Quando, na minha gestão no Ministério da Saúde, decidi criar a Anvisa – um passo essencial para a introdução dos genéricos no Brasil –, entendia que uma agência tecnicamente capacitada e funcionalmente independente seria indispensável para proteger a saúde dos brasileiros. Temo que interferências possam solapar sua autoridade técnica e prejudicar o controle sanitário no Brasil.

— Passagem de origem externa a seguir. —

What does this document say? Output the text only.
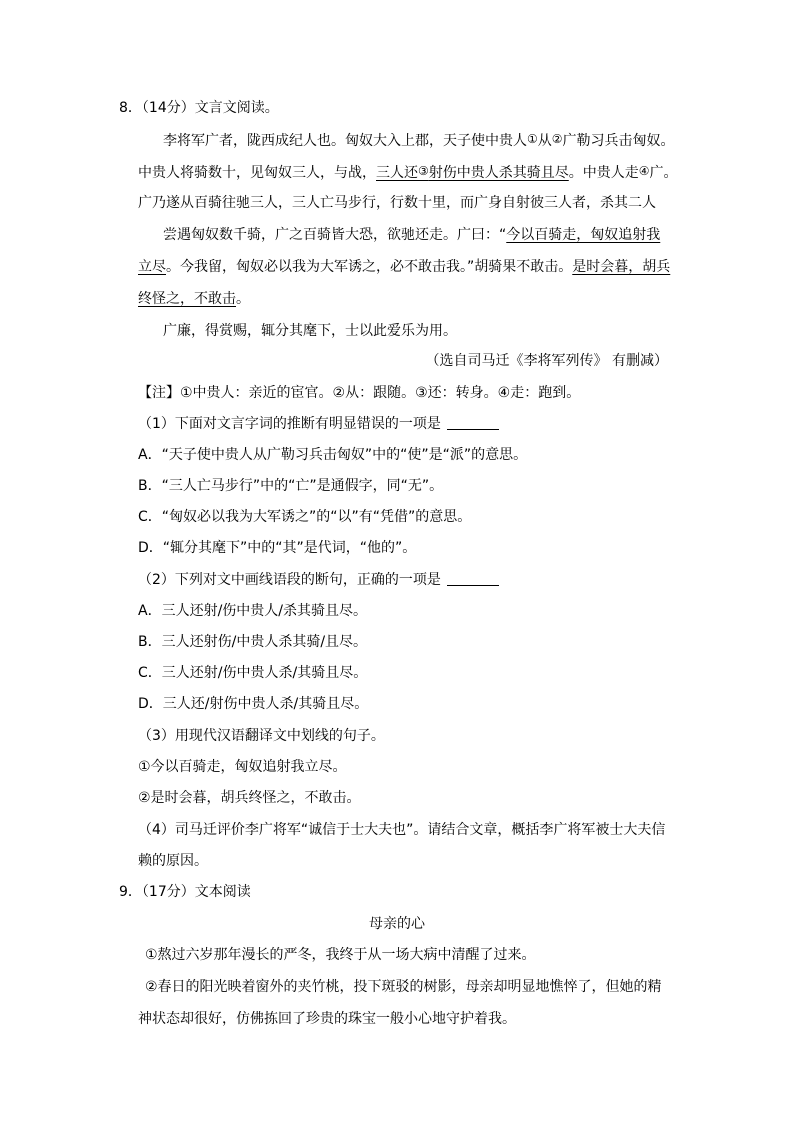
8．（14分）文言文阅读。
李将军广者，陇西成纪人也。匈奴大入上郡，天子使中贵人①从②广勒习兵击匈奴。
中贵人将骑数十，见匈奴三人，与战，三人还③射伤中贵人杀其骑且尽。中贵人走④广。
广乃遂从百骑往驰三人，三人亡马步行，行数十里，而广身自射彼三人者，杀其二人
尝遇匈奴数千骑，广之百骑皆大恐，欲驰还走。广曰：“今以百骑走，匈奴追射我
立尽。今我留，匈奴必以我为大军诱之，必不敢击我。”胡骑果不敢击。是时会暮，胡兵
终怪之，不敢击。
广廉，得赏赐，辄分其麾下，士以此爱乐为用。
（选自司马迁《李将军列传》 有删减）
【注】①中贵人：亲近的宦官。②从：跟随。③还：转身。④走：跑到。
（1）下面对文言字词的推断有明显错误的一项是
A．“天子使中贵人从广勒习兵击匈奴”中的“使”是“派”的意思。
B．“三人亡马步行”中的“亡”是通假字，同“无”。
C．“匈奴必以我为大军诱之”的“以”有“凭借”的意思。
D．“辄分其麾下”中的“其”是代词，“他的”。
（2）下列对文中画线语段的断句，正确的一项是
A．三人还射/伤中贵人/杀其骑且尽。
B．三人还射伤/中贵人杀其骑/且尽。
C．三人还射/伤中贵人杀/其骑且尽。
D．三人还/射伤中贵人杀/其骑且尽。
（3）用现代汉语翻译文中划线的句子。
①今以百骑走，匈奴追射我立尽。
②是时会暮，胡兵终怪之，不敢击。
（4）司马迁评价李广将军“诚信于士大夫也”。请结合文章，概括李广将军被士大夫信
赖的原因。
9．（17分）文本阅读
母亲的心
①熬过六岁那年漫长的严冬，我终于从一场大病中清醒了过来。
②春日的阳光映着窗外的夹竹桃，投下斑驳的树影，母亲却明显地憔悴了，但她的精
神状态却很好，仿佛拣回了珍贵的珠宝一般小心地守护着我。
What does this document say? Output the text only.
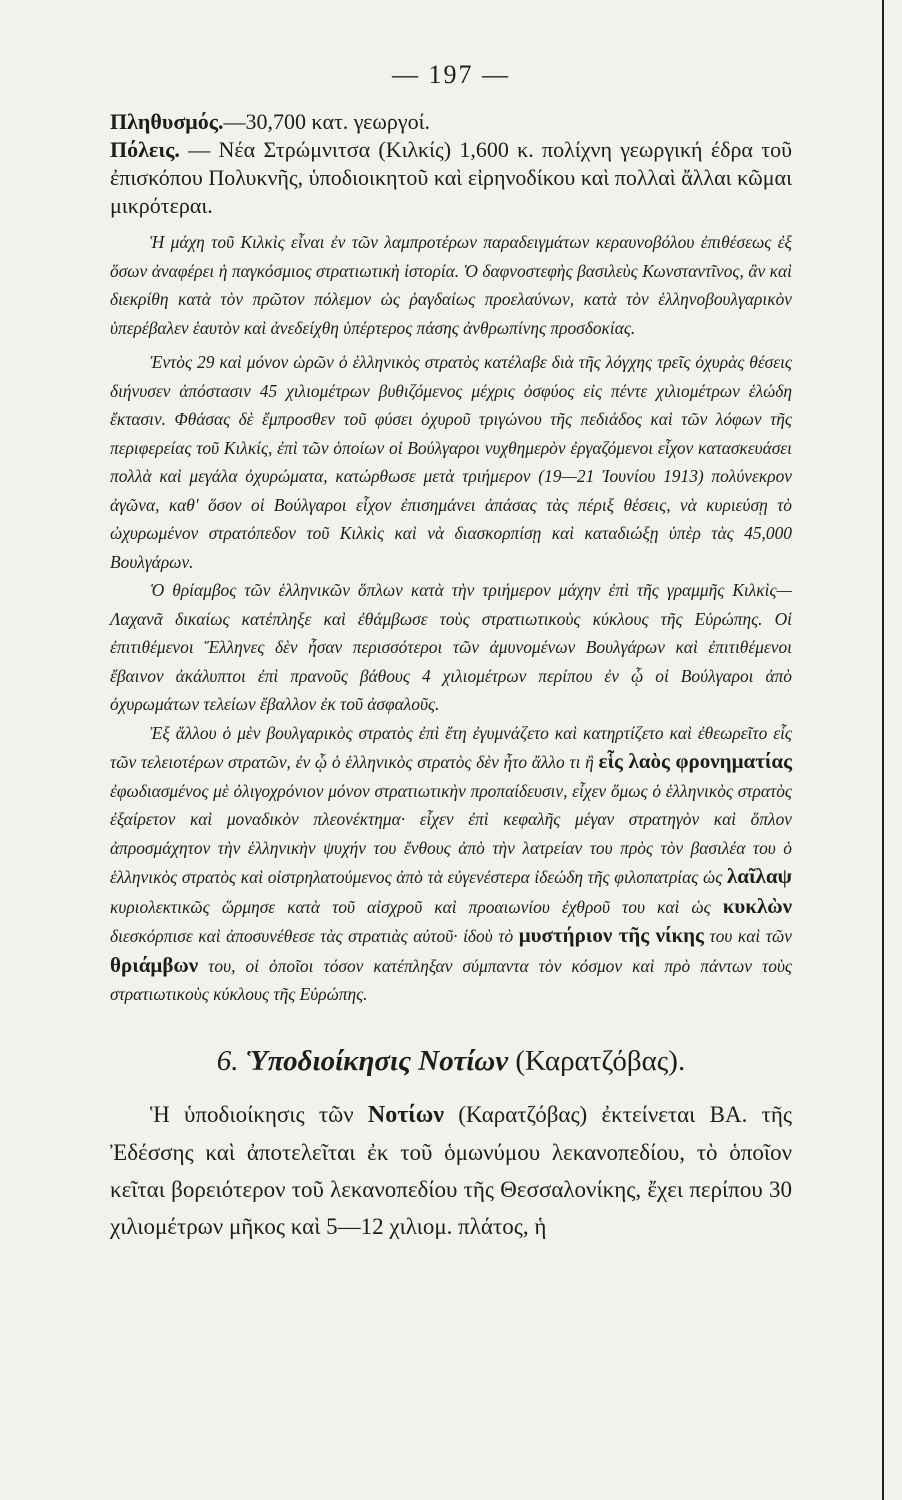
— 197 —

Πληθυσμός.—30,700 κατ. γεωργοί.

Πόλεις. — Νέα Στρώμνιτσα (Κιλκίς) 1,600 κ. πολίχνη γεωργική έδρα τοῦ ἐπισκόπου Πολυκνῆς, ὑποδιοικητοῦ καὶ εἰρηνοδίκου καὶ πολλαὶ ἄλλαι κῶμαι μικρότεραι.

Ἡ μάχη τοῦ Κιλκὶς εἶναι ἐν τῶν λαμπροτέρων παραδειγμάτων κεραυνοβόλου ἐπιθέσεως ἐξ ὅσων ἀναφέρει ἡ παγκόσμιος στρατιωτικὴ ἱστορία. Ὁ δαφνοστεφὴς βασιλεὺς Κωνσταντῖνος, ἂν καὶ διεκρίθη κατὰ τὸν πρῶτον πόλεμον ὡς ῥαγδαίως προελαύνων, κατὰ τὸν ἑλληνοβουλγαρικὸν ὑπερέβαλεν ἑαυτὸν καὶ ἀνεδείχθη ὑπέρτερος πάσης ἀνθρωπίνης προσδοκίας.

Ἐντὸς 29 καὶ μόνον ὡρῶν ὁ ἑλληνικὸς στρατὸς κατέλαβε διὰ τῆς λόγχης τρεῖς ὀχυρὰς θέσεις διήνυσεν ἀπόστασιν 45 χιλιομέτρων βυθιζόμενος μέχρις ὀσφύος εἰς πέντε χιλιομέτρων ἑλώδη ἔκτασιν. Φθάσας δὲ ἔμπροσθεν τοῦ φύσει ὀχυροῦ τριγώνου τῆς πεδιάδος καὶ τῶν λόφων τῆς περιφερείας τοῦ Κιλκίς, ἐπὶ τῶν ὁποίων οἱ Βούλγαροι νυχθημερὸν ἐργαζόμενοι εἶχον κατασκευάσει πολλὰ καὶ μεγάλα ὀχυρώματα, κατώρθωσε μετὰ τριήμερον (19—21 Ἰουνίου 1913) πολύνεκρον ἀγῶνα, καθ' ὅσον οἱ Βούλγαροι εἶχον ἐπισημάνει ἁπάσας τὰς πέριξ θέσεις, νὰ κυριεύσῃ τὸ ὠχυρωμένον στρατόπεδον τοῦ Κιλκὶς καὶ νὰ διασκορπίσῃ καὶ καταδιώξῃ ὑπὲρ τὰς 45,000 Βουλγάρων.

Ὁ θρίαμβος τῶν ἑλληνικῶν ὅπλων κατὰ τὴν τριήμερον μάχην ἐπὶ τῆς γραμμῆς Κιλκὶς—Λαχανᾶ δικαίως κατέπληξε καὶ ἐθάμβωσε τοὺς στρατιωτικοὺς κύκλους τῆς Εὐρώπης. Οἱ ἐπιτιθέμενοι Ἕλληνες δὲν ἦσαν περισσότεροι τῶν ἀμυνομένων Βουλγάρων καὶ ἐπιτιθέμενοι ἔβαινον ἀκάλυπτοι ἐπὶ πρανοῦς βάθους 4 χιλιομέτρων περίπου ἐν ᾧ οἱ Βούλγαροι ἀπὸ ὀχυρωμάτων τελείων ἔβαλλον ἐκ τοῦ ἀσφαλοῦς.

Ἐξ ἄλλου ὁ μὲν βουλγαρικὸς στρατὸς ἐπὶ ἔτη ἐγυμνάζετο καὶ κατηρτίζετο καὶ ἐθεωρεῖτο εἷς τῶν τελειοτέρων στρατῶν, ἐν ᾧ ὁ ἑλληνικὸς στρατὸς δὲν ἦτο ἄλλο τι ἢ εἷς λαὸς φρονηματίας ἐφωδιασμένος μὲ ὀλιγοχρόνιον μόνον στρατιωτικὴν προπαίδευσιν, εἶχεν ὅμως ὁ ἑλληνικὸς στρατὸς ἐξαίρετον καὶ μοναδικὸν πλεονέκτημα· εἶχεν ἐπὶ κεφαλῆς μέγαν στρατηγὸν καὶ ὅπλον ἀπροσμάχητον τὴν ἑλληνικὴν ψυχήν του ἔνθους ἀπὸ τὴν λατρείαν του πρὸς τὸν βασιλέα του ὁ ἑλληνικὸς στρατὸς καὶ οἰστρηλατούμενος ἀπὸ τὰ εὐγενέστερα ἰδεώδη τῆς φιλοπατρίας ὡς λαῖλαψ κυριολεκτικῶς ὥρμησε κατὰ τοῦ αἰσχροῦ καὶ προαιωνίου ἐχθροῦ του καὶ ὡς κυκλὼν διεσκόρπισε καὶ ἀποσυνέθεσε τὰς στρατιὰς αὐτοῦ· ἰδοὺ τὸ μυστήριον τῆς νίκης του καὶ τῶν θριάμβων του, οἱ ὁποῖοι τόσον κατέπληξαν σύμπαντα τὸν κόσμον καὶ πρὸ πάντων τοὺς στρατιωτικοὺς κύκλους τῆς Εὐρώπης.

6. Ὑποδιοίκησις Νοτίων (Καρατζόβας).

Ἡ ὑποδιοίκησις τῶν Νοτίων (Καρατζόβας) ἐκτείνεται ΒΑ. τῆς Ἐδέσσης καὶ ἀποτελεῖται ἐκ τοῦ ὁμωνύμου λεκανοπεδίου, τὸ ὁποῖον κεῖται βορειότερον τοῦ λεκανοπεδίου τῆς Θεσσαλονίκης, ἔχει περίπου 30 χιλιομέτρων μῆκος καὶ 5—12 χιλιομ. πλάτος, ἡ
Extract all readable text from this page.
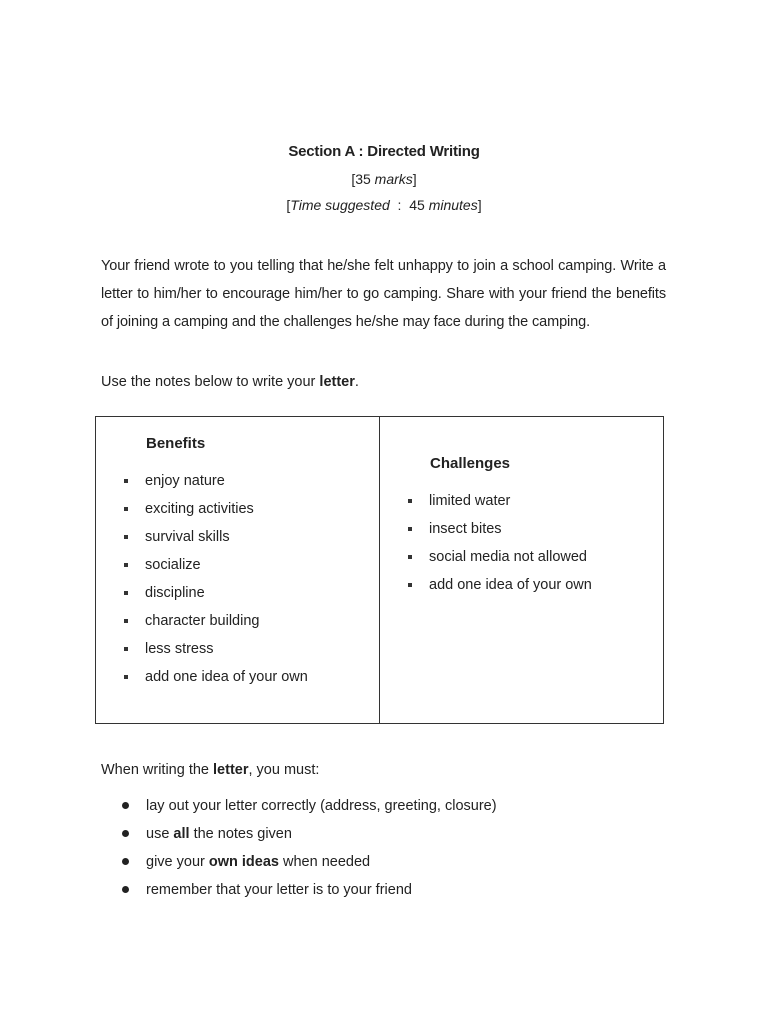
Section A : Directed Writing
[35 marks]
[Time suggested  :  45 minutes]
Your friend wrote to you telling that he/she felt unhappy to join a school camping. Write a letter to him/her to encourage him/her to go camping. Share with your friend the benefits of joining a camping and the challenges he/she may face during the camping.
Use the notes below to write your letter.
Benefits
enjoy nature
exciting activities
survival skills
socialize
discipline
character building
less stress
add one idea of your own
Challenges
limited water
insect bites
social media not allowed
add one idea of your own
When writing the letter, you must:
lay out your letter correctly (address, greeting, closure)
use all the notes given
give your own ideas when needed
remember that your letter is to your friend
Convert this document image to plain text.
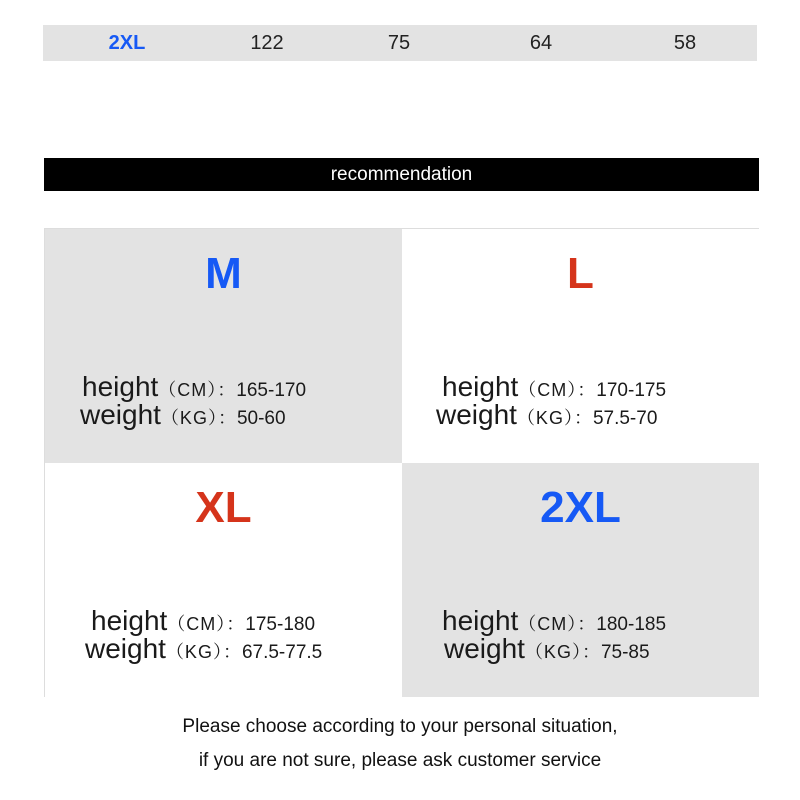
2XL	122	75	64	58
recommendation
M
height（CM）：165-170
weight（KG）：50-60
L
height（CM）：170-175
weight（KG）：57.5-70
XL
height（CM）：175-180
weight（KG）：67.5-77.5
2XL
height（CM）：180-185
weight（KG）：75-85
Please choose according to your personal situation,
if you are not sure, please ask customer service
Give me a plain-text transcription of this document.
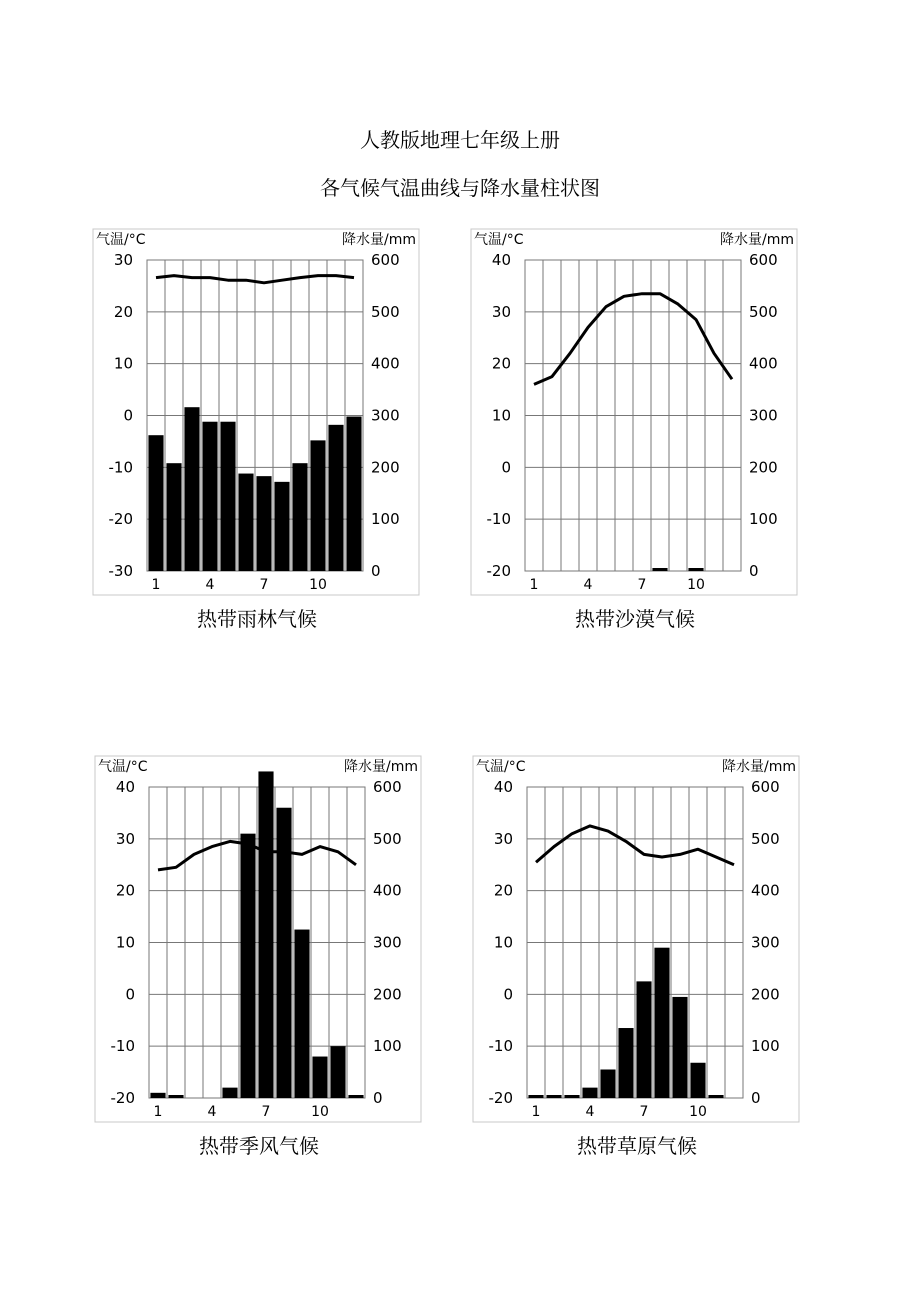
人教版地理七年级上册
各气候气温曲线与降水量柱状图
气温/°C	降水量/mm
30
20
10
0
-10
-20
-30
600
500
400
300
200
100
0
1	4	7	10
热带雨林气候
气温/°C	降水量/mm
40
30
20
10
0
-10
-20
600
500
400
300
200
100
0
1	4	7	10
热带沙漠气候
气温/°C	降水量/mm
40
30
20
10
0
-10
-20
600
500
400
300
200
100
0
1	4	7	10
热带季风气候
气温/°C	降水量/mm
40
30
20
10
0
-10
-20
600
500
400
300
200
100
0
1	4	7	10
热带草原气候
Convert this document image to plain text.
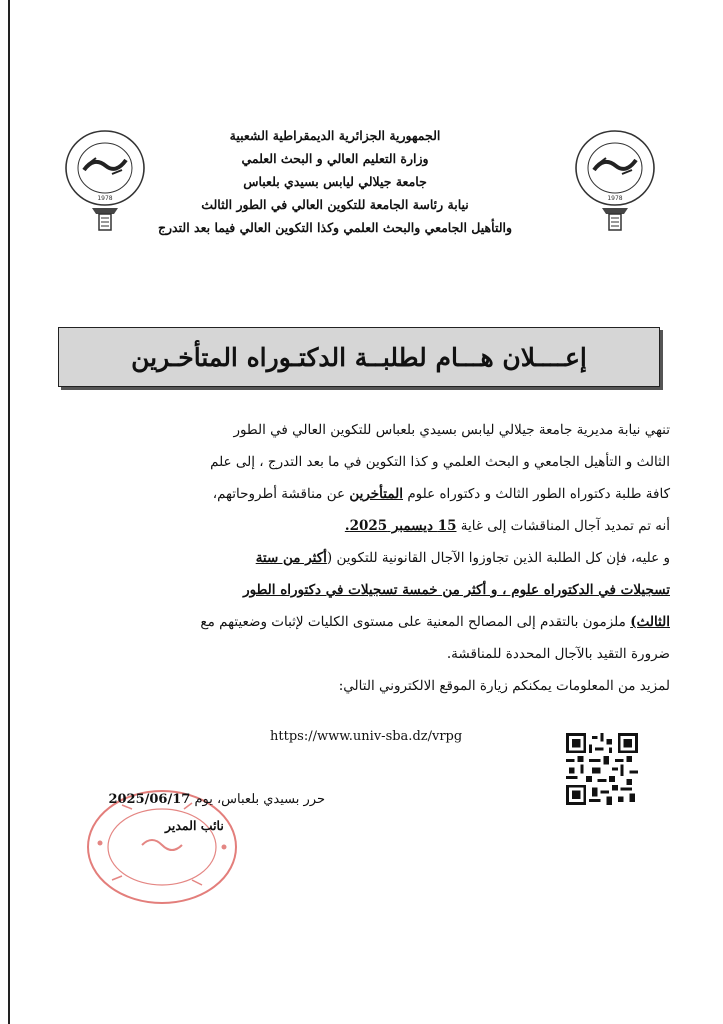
1978	1978
الجمهورية الجزائرية الديمقراطية الشعبية
وزارة التعليم العالي و البحث العلمي
جامعة جيلالي ليابس بسيدي بلعباس
نيابة رئاسة الجامعة للتكوين العالي في الطور الثالث
والتأهيل الجامعي والبحث العلمي وكذا التكوين العالي فيما بعد التدرج
إعــــلان هـــام لطلبــة الدكتـوراه المتأخـرين
تنهي نيابة مديرية جامعة جيلالي ليابس بسيدي بلعباس للتكوين العالي في الطور
الثالث و التأهيل الجامعي و البحث العلمي و كذا التكوين في ما بعد التدرج ، إلى علم
كافة طلبة دكتوراه الطور الثالث و دكتوراه علوم المتأخرين عن مناقشة أطروحاتهم،
أنه تم تمديد آجال المناقشات إلى غاية 15 ديسمبر 2025.
و عليه، فإن كل الطلبة الذين تجاوزوا الآجال القانونية للتكوين (أكثر من ستة
تسجيلات في الدكتوراه علوم ، و أكثر من خمسة تسجيلات في دكتوراه الطور
الثالث) ملزمون بالتقدم إلى المصالح المعنية على مستوى الكليات لإثبات وضعيتهم مع
ضرورة التقيد بالآجال المحددة للمناقشة.
لمزيد من المعلومات يمكنكم زيارة الموقع الالكتروني التالي:
https://www.univ-sba.dz/vrpg
حرر بسيدي بلعباس، يوم 2025/06/17
نائب المدير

A nossa agência é reconhecida mundialmente por seu rigor e sua competência, o que garante a tranquilidade de médicos e pacientes quanto à qualidade e à segurança dos genéricos brasileiros. Aliás, essa credibilidade é um dos fatores responsáveis pelo acelerado crescimento da indústria farmacêutica nacional. Uma indústria que incorpora novas tecnologias, oferece empregos de qualidade e dinamiza a economia, por seu alto valor agregado.
Na luta contra o tabagismo, entendo que não basta apoiar a RDC 14/12, da Anvisa. Em 2015 propus o Projeto de Lei do Senado (PLS) 769, que, além de vedar a fabricação de cigarros com aditivos, proíbe integralmente a propaganda de tabaco nos pontos de venda, padroniza a embalagem de todas as marcas de cigarros e, finalmente, prevê punição para o condutor que fume ou permita que se fume em veículo que transporte crianças ou adolescentes.
Espero que ainda em 2017, em Brasília, prevaleça a fumaça do bom Direito (fumus boni iuris) e que o Supremo Tribunal reponha em vigor a RDC 14/12, como prolongamento da longa jornada contra as doenças provocadas pelo cigarro, iniciada pelo estudante Hermann Rothmann, em Würzburg, no ano de 1898.